Des remparts qui ceinturaient le village au Moyen Âge, il reste la barbacane et l'ancienne salle d'armes, où l'on trouve la forge de Didier Soligon. Rond et massif dans sa salopette bleue, ce ferronnier est le Vulcain du Quercy. Le week-end, il bat son enclume devant le public. Il en sort des enseignes, des dagues, des lampes-pot d'échappement ou des lampes-fer-à-cheval...
Montjoi et les bastides secrètes

Nous rejoignons Montjoi sur l'air des Jolies colonies de vacances, de Pierre Perret. Le chanteur y conte avec humour ses souvenirs de « colo » de l'été 1942, dans ce petit village perché sur sa butte. En bon cancre, le chanteur ne dit rien de la guerre de Cent Ans, qui ravagea cette bastide de 1255. Montjoi a tout de même conservé son puits, sa porte fortifiée et de belles maisons en pierre d'un blanc crème, qui s'alignent le long des deux rues paisibles. On peut faire le tour des remparts par le chemin de ronde et assister au coucher du soleil depuis le belvédère au bout du village. Trop beau pour une « colo » !

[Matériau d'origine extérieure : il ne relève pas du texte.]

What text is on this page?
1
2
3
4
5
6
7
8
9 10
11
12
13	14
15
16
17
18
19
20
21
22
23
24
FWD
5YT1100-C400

La bastide de Castelsagrat est tout aussi secrète que celle de Montjoi. Ces deux voisines furent longtemps rivales. Pendant la guerre de Cent Ans, l'une tombait aux mains des Anglais quand l'autre était française, et inversement. Castelsagrat peut s'enorgueillir de posséder une place plus complète que celle de Lauzerte, avec quatre côtés d'arcades et d'impeccables cornières (angles où se rejoignent les couverts). Des commerces animent la place de la Liberté même si, au creux de l'après-midi, on ne voit guère que les hirondelles slalomer sous les piliers des voûtes. Le dimanche matin, à Valence d'Agen, le Quercy blanc nous ravit une dernière fois : parmi les accents chantants, les parfums du melon, du chasselas, des tomates se mélangent sous la belle halle du marché. « Avec plaisir ! », lancent les marchands. On ne saurait mieux dire.